Back in April I wrote about the recently filed IPO of GoTo.com, a
pay-for-positioning search engine whose business model was, in my mind,
unproven.
Two recent measurements of the company’s growth, however, indicate that
GoTo.com (GOTO) so far appears to be successfully executing its game plan.
Early this month the released its first quarterly earnings statement
since going public June 18. The results were impressive. I had called
the IPO premature, noting the meager $822,000 in sales last year and
concluding that GoTo.com “needs more seasoning and more revenue.”
Well, it’s getting the revenue.
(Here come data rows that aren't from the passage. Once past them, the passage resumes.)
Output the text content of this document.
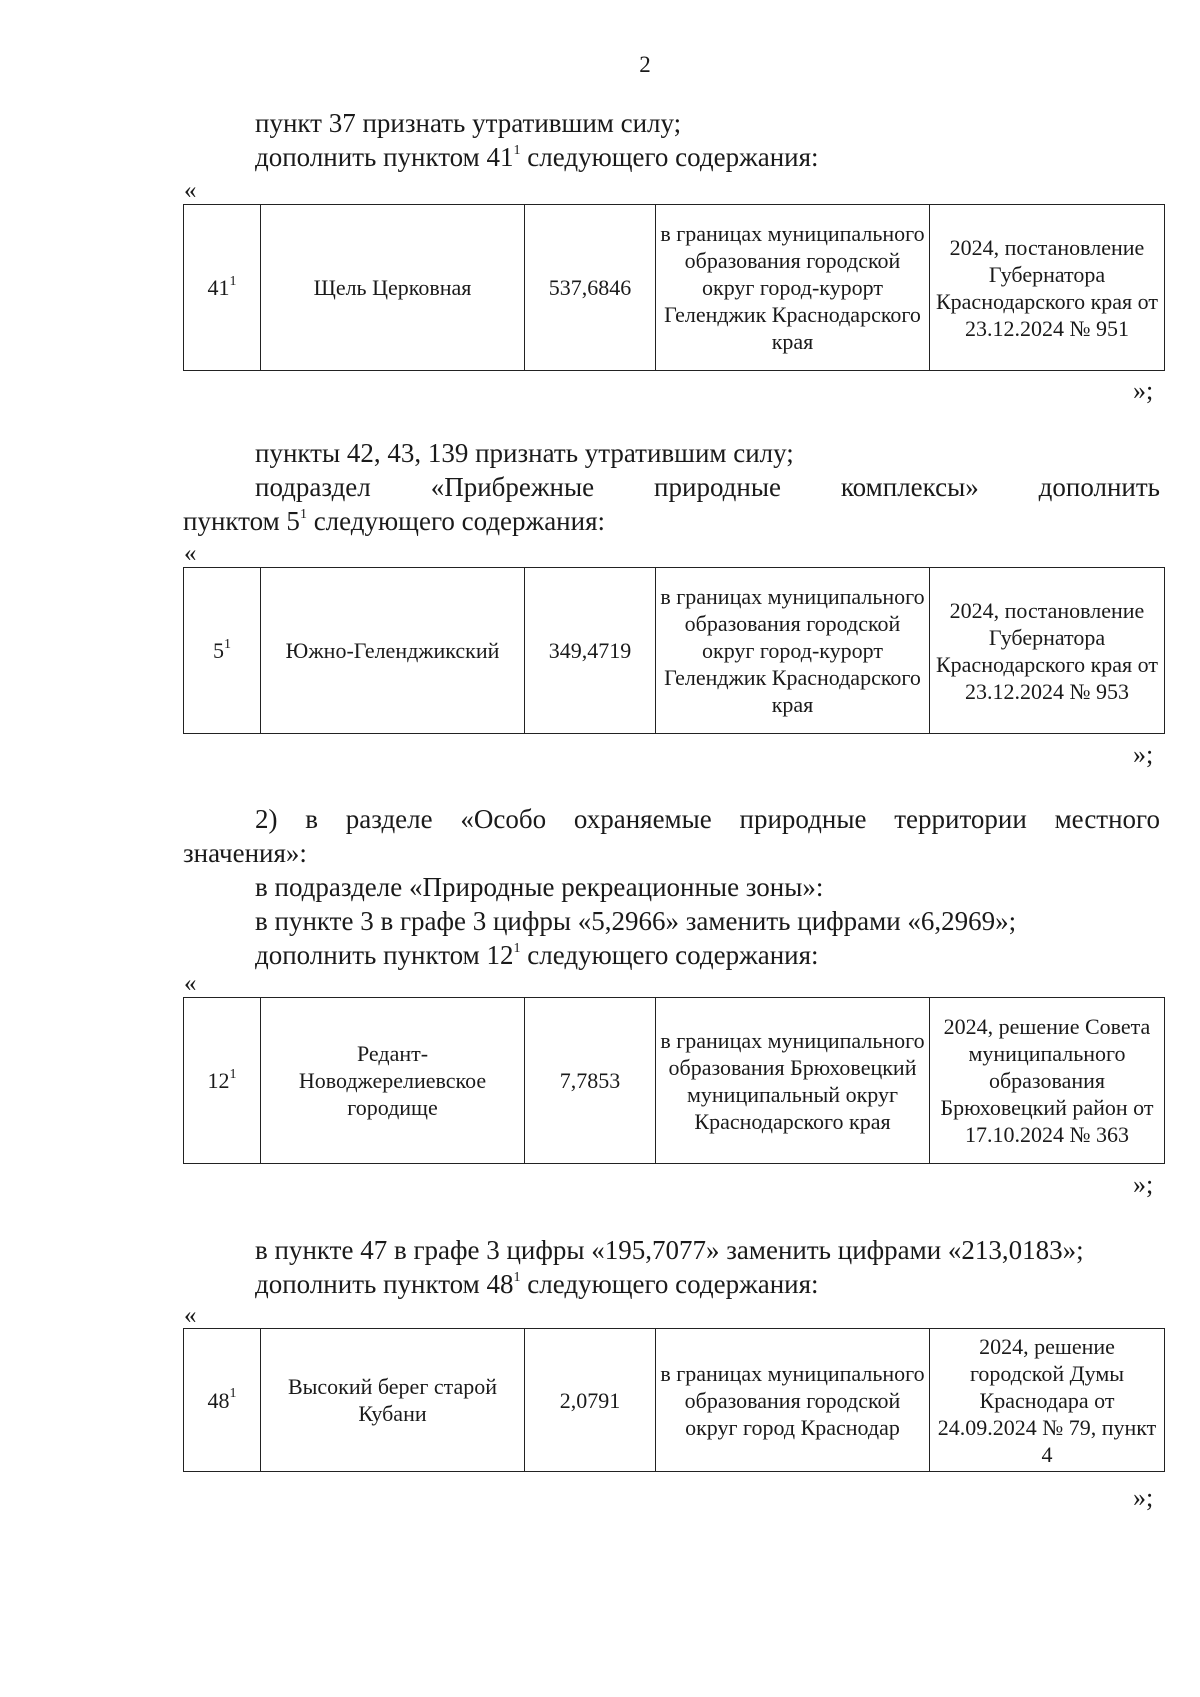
2
пункт 37 признать утратившим силу;
дополнить пунктом $41^1$ следующего содержания:
«
$41^1$	Щель Церковная	537,6846	в границах муниципального образования городской округ город-курорт Геленджик Краснодарского края	2024, постановление Губернатора Краснодарского края от 23.12.2024 № 951
»;
пункты 42, 43, 139 признать утратившим силу;
подраздел «Прибрежные природные комплексы» дополнить
пунктом $5^1$ следующего содержания:
«
$5^1$	Южно-Геленджикский	349,4719	в границах муниципального образования городской округ город-курорт Геленджик Краснодарского края	2024, постановление Губернатора Краснодарского края от 23.12.2024 № 953
»;
2) в разделе «Особо охраняемые природные территории местного
значения»:
в подразделе «Природные рекреационные зоны»:
в пункте 3 в графе 3 цифры «5,2966» заменить цифрами «6,2969»;
дополнить пунктом $12^1$ следующего содержания:
«
$12^1$	Редант-Новоджерелиевское городище	7,7853	в границах муниципального образования Брюховецкий муниципальный округ Краснодарского края	2024, решение Совета муниципального образования Брюховецкий район от 17.10.2024 № 363
»;
в пункте 47 в графе 3 цифры «195,7077» заменить цифрами «213,0183»;
дополнить пунктом $48^1$ следующего содержания:
«
$48^1$	Высокий берег старой Кубани	2,0791	в границах муниципального образования городской округ город Краснодар	2024, решение городской Думы Краснодара от 24.09.2024 № 79, пункт 4
»;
In the quarter ended June 30, GoTo.com
had $3.6 million in revenue, compared to $19,000 for the year-ago
quarter. For the first six months of ’99, GoTo.com’s revenue was $5.1
million, compared to $57,000 in the first half of 1998.
Granted, the search site was just getting off the ground last year,
having gone live in September 1997. (Which, of course, is why I thought
the IPO was coming too soon.) But even versus the first quarter, which
saw $1.5 million in sales, revenue growth is impressive.
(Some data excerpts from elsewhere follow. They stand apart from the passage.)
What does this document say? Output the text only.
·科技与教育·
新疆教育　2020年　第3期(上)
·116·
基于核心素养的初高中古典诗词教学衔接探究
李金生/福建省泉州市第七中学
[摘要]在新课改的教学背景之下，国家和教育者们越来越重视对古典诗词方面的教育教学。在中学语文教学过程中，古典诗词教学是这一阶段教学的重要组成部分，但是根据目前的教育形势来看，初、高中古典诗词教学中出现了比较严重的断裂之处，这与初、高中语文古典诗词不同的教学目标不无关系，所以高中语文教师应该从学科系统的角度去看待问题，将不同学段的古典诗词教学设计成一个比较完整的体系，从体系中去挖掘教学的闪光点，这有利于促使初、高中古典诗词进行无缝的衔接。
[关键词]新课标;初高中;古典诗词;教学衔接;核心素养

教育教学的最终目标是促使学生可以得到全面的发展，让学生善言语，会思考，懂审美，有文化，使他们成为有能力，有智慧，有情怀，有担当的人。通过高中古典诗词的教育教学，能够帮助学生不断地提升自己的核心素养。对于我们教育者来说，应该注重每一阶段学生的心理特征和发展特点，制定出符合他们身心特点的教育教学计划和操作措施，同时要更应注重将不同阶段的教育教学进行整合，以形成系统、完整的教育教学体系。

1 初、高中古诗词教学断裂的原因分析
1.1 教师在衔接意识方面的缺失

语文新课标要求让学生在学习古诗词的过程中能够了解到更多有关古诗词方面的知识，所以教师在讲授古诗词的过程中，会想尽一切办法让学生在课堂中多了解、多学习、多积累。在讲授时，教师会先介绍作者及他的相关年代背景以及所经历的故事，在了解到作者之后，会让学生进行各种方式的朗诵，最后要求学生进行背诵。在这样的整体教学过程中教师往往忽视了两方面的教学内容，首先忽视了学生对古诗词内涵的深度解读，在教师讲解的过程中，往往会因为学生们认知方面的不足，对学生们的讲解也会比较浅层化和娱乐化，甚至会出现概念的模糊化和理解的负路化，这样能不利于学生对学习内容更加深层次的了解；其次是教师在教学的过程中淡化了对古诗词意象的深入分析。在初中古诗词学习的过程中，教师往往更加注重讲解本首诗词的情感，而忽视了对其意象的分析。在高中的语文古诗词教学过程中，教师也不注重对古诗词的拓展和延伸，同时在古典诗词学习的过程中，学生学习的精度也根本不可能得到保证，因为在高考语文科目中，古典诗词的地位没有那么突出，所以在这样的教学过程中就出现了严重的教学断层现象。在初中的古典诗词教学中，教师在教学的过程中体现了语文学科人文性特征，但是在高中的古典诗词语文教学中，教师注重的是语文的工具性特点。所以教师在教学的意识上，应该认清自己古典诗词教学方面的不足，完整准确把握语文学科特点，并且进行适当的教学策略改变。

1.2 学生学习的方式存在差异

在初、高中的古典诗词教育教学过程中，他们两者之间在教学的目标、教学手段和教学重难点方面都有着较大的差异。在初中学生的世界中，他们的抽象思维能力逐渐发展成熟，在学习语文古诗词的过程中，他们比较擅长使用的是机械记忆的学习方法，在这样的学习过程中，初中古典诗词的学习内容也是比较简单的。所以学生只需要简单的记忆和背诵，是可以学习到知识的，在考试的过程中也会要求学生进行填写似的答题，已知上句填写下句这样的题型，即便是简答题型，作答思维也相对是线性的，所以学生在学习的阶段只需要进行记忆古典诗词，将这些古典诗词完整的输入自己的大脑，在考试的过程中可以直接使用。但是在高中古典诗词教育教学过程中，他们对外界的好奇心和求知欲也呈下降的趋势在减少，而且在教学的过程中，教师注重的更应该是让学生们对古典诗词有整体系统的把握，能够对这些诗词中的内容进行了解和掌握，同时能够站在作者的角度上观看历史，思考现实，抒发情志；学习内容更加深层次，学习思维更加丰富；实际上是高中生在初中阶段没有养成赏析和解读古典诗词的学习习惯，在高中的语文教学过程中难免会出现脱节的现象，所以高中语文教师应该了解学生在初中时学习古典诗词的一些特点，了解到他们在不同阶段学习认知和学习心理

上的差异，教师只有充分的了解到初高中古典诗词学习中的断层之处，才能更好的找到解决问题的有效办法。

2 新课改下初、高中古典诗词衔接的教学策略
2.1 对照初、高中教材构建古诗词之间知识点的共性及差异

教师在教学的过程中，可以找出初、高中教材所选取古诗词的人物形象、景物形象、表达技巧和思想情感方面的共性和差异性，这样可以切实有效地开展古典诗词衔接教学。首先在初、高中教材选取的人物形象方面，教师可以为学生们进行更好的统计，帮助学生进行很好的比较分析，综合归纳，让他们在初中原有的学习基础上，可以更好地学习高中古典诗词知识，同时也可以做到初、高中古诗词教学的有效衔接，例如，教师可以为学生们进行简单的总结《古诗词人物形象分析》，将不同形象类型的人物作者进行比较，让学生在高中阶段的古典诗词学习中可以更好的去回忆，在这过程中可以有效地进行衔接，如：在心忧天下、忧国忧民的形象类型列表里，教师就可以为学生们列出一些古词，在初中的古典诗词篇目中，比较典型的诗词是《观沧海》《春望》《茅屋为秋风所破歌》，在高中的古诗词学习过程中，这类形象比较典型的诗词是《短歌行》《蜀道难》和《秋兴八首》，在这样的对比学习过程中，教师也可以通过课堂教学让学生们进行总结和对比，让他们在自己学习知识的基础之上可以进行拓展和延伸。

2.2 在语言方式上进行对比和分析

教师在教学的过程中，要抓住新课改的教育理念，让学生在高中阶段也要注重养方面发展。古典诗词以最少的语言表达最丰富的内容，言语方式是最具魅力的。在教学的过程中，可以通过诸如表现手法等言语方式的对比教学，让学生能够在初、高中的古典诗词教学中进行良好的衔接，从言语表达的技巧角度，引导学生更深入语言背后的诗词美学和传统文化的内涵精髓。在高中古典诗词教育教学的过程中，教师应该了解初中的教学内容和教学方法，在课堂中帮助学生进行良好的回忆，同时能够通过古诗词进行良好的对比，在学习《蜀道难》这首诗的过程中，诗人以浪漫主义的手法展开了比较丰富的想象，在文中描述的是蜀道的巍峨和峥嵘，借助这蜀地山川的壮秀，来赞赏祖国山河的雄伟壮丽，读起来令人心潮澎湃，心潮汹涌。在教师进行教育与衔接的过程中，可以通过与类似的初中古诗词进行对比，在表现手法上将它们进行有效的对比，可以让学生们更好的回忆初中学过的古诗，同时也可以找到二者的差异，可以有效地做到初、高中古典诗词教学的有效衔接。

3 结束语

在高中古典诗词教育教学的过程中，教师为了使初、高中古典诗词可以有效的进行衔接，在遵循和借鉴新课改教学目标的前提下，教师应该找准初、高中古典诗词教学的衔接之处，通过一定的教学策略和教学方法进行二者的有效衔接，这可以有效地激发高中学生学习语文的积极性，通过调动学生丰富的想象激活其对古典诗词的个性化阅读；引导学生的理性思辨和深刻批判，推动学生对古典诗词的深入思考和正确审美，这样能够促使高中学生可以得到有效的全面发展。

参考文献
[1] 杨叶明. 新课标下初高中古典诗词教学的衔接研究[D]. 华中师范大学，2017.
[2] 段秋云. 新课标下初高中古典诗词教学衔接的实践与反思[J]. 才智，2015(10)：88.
More than 90% of GoTo.com’s incoming money comes from advertisers paying
for premium placement on GoTo.com’s search engine results. If you pay
GoTo.com more than any of your competitors, you get the top returned
item from the search.
While I had no doubts that advertisers would pay for such a service, the
real key for GoTo.com was attracting enough traffic, or eyeballs, so it
could charge premium rates for search result placements. And that’s
where I saw a problem: Web search users looking for information, I
wrote, “will bristle at being routed to a site that’s trying to sell
them something or boost traffic.”
Bristle though they may, they seem to be coming back to GoTo.com’s site.
Figures released Aug. 20 by Internet traffic measurement firm Media
Metrix show that GoTo.com visitors increased from 4.7 million in June to
7.3 million in July. That’s 55% growth in one month, and it moved
GoTo.com from No. 27 to No. 20 among digital media/Web properties.
Market reaction to GoTo.com was reserved at first. The stock closed on
its first day of trading in June at $22.38, just 49% above its $15 offer
price. GOTO shares caught fire (along with many other Internet stocks)
in July,rising as high as $69.88 on July 6. From there a long slide
extended into August. Since the Aug. 5 earnings report — which showed
at 2 cents per share loss, beating analysts’ expectations – GOTO shares
were up 25% through Friday.
With a market cap of about $1.6 billion, GoTo.com is still pretty
pricey, valued around 130x this year’s $13.4 million revenue (as
estimated by Donaldson Lufkin Jenrette). If it continues to grow traffic, the numbers should become more attractive.